L'olio extravergine d'oliva, conosciuto anche come EVO (la produzione migliore, più pura, a ridottissima acidità) è una delle nostre eccellenze nazionali, molto nota anche all'estero. Prossimamente potrebbe arrivare un altro prodotto estratto dai frutti degli alberi di ulivo, ovvero l'aceto d'oliva, al centro delle ricerche alimentari del Dipartimento di Agricoltura, Ambiente e Alimenti dell’Università degli Studi del Molise (Campobasso), in un'ottica di riciclo ecologico dei reflui oleari, ovvero delle acque derivate dalla lavorazione delle olive votate all'olio.

Interessanti sono stati i risultati delle prime sperimentazioni che hanno portato ad un aceto naturale, ricco di biofenoli, salutari se assunti quotidianamente in una specifica quantità, fissata dalla EFSA (Autorità Europea per la Sicurezza Alimentare) in 5 mg di idrossitirosolo. Il neonato aceto d'oliva ha un elevato contenuto di fenoli (3,6 g/l), un terzo dei quali è costituito proprio dal suddetto idrossitirosolo.

Le ricerche sono in corso, al fine di arrivare ad una migliore definizione del prodotto sotto il punto di vista chimico, per quello che si preannuncia come un traguardo decisamente stimolante. Di recente è stato anche pubblicato uno studio in materia, "Effective assay for olive vinegar production from olive oil mill wastewaters"; ora si attendono ulteriori aggiornamenti.

"Aceto" o "aceto di vino", per legge (d.l. 739 9.10.1970) in Italia è denominazione che può indicare solo il prodotto della fermentazione acetica dei vini. Tuttavia, sotto il profilo alimentare, esso si declina in numerose varietà, a seconda dell'origine: da cereali, da frutti, addirittura - nuove frontiere - da ortaggi come pomodori o cipolla.

Esiste il delicato aceto di miele, il pregevole balsamico modenese e, all'estero, l'olfattivamente legnoso Jerez (spagnolo), il Kurosu giapponese, ottenuto dalla fermentazione del riso nero integrale, e molti altri ancora.

La sua storia si perde nella notte dei tempi; probabilmente è stato il primo vino. Già gli Egizi, oltre 10.000 anni fa, lo usavano come disinfettante e bevanda, così come i Romani.

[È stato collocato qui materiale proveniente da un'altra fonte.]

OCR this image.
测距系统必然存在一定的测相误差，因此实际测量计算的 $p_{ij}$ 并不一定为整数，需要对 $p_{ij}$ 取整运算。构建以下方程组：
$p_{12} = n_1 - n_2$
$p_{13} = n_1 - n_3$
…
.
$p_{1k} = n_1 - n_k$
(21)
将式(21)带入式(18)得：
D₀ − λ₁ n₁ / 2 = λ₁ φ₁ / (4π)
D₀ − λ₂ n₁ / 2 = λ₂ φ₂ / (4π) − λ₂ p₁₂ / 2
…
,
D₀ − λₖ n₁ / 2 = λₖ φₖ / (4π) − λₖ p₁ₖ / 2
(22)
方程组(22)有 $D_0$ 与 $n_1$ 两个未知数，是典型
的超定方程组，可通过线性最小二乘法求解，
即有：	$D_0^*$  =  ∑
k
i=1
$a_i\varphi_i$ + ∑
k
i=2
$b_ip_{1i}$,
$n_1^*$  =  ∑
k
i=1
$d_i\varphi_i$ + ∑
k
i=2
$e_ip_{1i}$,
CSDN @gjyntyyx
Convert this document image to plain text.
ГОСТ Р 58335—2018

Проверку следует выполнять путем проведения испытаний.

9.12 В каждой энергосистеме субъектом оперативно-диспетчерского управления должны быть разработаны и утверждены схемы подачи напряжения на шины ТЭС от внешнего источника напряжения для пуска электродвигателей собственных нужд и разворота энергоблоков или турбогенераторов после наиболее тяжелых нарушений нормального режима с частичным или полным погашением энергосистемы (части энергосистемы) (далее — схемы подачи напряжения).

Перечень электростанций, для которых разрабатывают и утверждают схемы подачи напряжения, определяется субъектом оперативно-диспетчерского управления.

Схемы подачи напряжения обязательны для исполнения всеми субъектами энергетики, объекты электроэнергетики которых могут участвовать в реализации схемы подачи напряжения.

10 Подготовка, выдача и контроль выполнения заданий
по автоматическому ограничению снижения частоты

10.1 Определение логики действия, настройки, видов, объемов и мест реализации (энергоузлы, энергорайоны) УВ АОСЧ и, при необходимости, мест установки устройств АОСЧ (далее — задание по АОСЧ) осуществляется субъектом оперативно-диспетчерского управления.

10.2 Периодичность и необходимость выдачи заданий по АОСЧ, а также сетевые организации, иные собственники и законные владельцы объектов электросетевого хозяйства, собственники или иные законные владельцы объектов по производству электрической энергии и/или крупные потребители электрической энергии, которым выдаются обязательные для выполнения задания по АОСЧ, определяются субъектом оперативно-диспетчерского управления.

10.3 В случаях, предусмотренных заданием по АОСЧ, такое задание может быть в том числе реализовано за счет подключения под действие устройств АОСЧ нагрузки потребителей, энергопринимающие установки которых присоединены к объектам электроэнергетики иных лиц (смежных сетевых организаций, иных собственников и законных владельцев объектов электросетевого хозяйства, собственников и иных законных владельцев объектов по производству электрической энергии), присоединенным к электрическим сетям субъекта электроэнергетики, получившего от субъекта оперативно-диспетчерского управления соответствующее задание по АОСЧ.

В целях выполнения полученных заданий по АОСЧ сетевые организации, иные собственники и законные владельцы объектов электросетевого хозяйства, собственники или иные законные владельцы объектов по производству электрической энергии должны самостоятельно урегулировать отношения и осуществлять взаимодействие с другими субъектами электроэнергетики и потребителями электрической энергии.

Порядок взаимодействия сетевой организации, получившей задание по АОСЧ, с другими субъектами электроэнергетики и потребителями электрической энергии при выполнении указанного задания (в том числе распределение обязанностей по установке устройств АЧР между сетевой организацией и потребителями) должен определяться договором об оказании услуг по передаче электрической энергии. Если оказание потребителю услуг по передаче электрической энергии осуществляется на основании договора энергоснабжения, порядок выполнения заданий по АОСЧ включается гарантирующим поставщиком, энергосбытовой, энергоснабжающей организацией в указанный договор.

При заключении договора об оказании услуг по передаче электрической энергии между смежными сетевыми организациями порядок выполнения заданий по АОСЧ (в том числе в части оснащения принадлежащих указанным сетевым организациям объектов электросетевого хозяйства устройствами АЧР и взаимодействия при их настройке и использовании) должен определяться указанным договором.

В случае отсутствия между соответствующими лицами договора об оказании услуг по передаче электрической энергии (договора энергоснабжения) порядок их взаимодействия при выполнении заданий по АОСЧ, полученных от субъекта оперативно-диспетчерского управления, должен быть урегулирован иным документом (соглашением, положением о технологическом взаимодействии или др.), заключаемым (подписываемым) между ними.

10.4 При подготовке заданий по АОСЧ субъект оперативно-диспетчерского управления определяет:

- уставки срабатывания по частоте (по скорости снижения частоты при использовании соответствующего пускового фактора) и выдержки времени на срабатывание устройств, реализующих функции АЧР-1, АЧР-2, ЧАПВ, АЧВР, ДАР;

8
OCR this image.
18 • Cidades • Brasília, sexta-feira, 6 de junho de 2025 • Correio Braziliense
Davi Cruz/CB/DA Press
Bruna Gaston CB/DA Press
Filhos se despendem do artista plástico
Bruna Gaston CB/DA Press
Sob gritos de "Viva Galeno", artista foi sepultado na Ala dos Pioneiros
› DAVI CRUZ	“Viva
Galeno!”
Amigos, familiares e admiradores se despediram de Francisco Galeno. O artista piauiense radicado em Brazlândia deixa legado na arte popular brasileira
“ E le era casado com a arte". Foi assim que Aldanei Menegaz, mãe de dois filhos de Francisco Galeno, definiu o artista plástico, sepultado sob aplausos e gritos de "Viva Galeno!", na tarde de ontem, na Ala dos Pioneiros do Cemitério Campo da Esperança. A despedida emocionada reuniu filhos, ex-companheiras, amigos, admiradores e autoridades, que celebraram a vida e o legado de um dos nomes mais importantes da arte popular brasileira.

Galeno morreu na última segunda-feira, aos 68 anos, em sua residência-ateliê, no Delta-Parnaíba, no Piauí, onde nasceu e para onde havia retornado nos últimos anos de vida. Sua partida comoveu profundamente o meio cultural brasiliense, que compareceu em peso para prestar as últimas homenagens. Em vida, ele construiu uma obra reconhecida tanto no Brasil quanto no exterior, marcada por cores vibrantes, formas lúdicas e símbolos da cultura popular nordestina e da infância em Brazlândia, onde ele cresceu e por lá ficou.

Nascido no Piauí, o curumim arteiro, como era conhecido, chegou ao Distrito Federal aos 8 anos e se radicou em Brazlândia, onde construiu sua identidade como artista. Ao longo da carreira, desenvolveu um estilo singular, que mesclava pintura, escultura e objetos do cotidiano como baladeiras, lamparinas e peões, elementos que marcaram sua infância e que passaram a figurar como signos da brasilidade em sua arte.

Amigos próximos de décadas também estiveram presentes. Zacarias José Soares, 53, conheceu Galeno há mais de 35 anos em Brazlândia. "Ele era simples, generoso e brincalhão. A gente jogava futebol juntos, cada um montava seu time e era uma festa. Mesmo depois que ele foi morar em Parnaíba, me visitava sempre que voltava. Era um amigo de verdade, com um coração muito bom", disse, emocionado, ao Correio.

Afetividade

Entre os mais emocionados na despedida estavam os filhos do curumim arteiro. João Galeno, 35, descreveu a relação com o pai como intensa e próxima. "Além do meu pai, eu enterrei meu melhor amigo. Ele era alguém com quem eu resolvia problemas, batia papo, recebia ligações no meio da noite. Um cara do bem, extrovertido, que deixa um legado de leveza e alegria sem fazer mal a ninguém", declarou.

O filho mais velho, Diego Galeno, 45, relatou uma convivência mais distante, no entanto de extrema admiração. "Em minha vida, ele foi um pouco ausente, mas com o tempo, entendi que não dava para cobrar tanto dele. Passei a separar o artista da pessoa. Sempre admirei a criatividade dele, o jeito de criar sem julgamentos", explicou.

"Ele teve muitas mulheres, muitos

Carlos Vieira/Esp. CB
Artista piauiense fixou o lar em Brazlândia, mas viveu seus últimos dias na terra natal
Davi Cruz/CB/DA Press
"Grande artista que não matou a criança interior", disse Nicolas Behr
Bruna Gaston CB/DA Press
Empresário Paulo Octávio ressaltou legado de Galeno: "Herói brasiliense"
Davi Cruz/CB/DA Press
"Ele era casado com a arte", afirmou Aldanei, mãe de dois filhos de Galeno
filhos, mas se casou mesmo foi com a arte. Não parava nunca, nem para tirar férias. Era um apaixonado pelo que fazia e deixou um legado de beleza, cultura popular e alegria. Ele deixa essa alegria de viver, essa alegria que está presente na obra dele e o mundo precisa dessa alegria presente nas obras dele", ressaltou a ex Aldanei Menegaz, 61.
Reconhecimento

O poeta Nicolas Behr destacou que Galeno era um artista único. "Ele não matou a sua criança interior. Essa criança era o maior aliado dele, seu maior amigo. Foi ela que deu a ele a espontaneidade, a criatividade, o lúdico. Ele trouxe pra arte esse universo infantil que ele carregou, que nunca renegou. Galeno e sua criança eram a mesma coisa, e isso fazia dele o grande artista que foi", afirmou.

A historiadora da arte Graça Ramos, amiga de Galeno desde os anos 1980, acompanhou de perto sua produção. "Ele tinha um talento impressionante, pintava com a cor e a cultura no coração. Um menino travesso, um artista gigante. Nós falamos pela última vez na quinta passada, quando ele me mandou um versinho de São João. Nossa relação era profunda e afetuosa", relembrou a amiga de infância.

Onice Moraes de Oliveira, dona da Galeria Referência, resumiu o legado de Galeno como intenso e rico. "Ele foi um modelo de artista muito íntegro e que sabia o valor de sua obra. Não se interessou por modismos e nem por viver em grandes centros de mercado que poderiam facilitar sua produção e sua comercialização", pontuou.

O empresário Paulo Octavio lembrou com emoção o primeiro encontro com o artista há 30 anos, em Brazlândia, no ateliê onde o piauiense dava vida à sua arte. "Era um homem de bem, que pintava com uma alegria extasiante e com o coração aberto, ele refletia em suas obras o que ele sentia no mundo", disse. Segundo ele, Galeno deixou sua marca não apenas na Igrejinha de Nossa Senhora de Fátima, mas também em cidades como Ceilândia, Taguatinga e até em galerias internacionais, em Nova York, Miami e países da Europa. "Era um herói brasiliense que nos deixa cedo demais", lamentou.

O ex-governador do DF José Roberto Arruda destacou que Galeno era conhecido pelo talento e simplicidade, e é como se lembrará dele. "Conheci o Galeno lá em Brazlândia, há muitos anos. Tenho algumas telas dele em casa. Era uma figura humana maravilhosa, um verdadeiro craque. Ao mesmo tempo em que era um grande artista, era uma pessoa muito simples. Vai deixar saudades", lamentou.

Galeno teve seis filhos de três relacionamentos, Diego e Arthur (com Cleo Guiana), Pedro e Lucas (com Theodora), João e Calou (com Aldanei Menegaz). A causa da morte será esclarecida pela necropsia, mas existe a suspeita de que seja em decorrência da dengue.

Sale alla mente l'episodio evangelico di Cristo in croce, morente e dissetato dai soldati con una spugna imbevuta d'aceto posta in cima ad una canna.

Etimologicamente, invece, si risale ai nostri avi latini: il verbo "ăcēto" significa acidificare e, in senso figurato, inasprirsi; "ăcētārĭa" era l'insalata condita con aceto, "ăcētābŭlus" il vaso per conservarlo. Con "ăcētum" si indicavano sia l'aceto che il miele vergine mentre, traslato, il termine valeva anche per "satira", "spirito mordace".

Questo liquido, al di là dell'alimentazione, gode anche di efficaci proprietà sgrassanti: è ben più naturale di qualsiasi ammorbidente ecologico se usato per il bucato a mano o in lavatrice, ed è pure anticalcare.

Ai tempi in cui non esisteva la vasta gamma di prodotti anti-pidocchi (chi ha bimbi piccoli in età d'asilo sa - con sgomento - cosa significa debellare questa piaga), risciacquare i capelli con l'aceto era una delle raccomandazioni. Onore, dunque, a questo prodotto e alla sua "aspra forza", e ben vengano nuove proposte, rispettose della natura e genuine.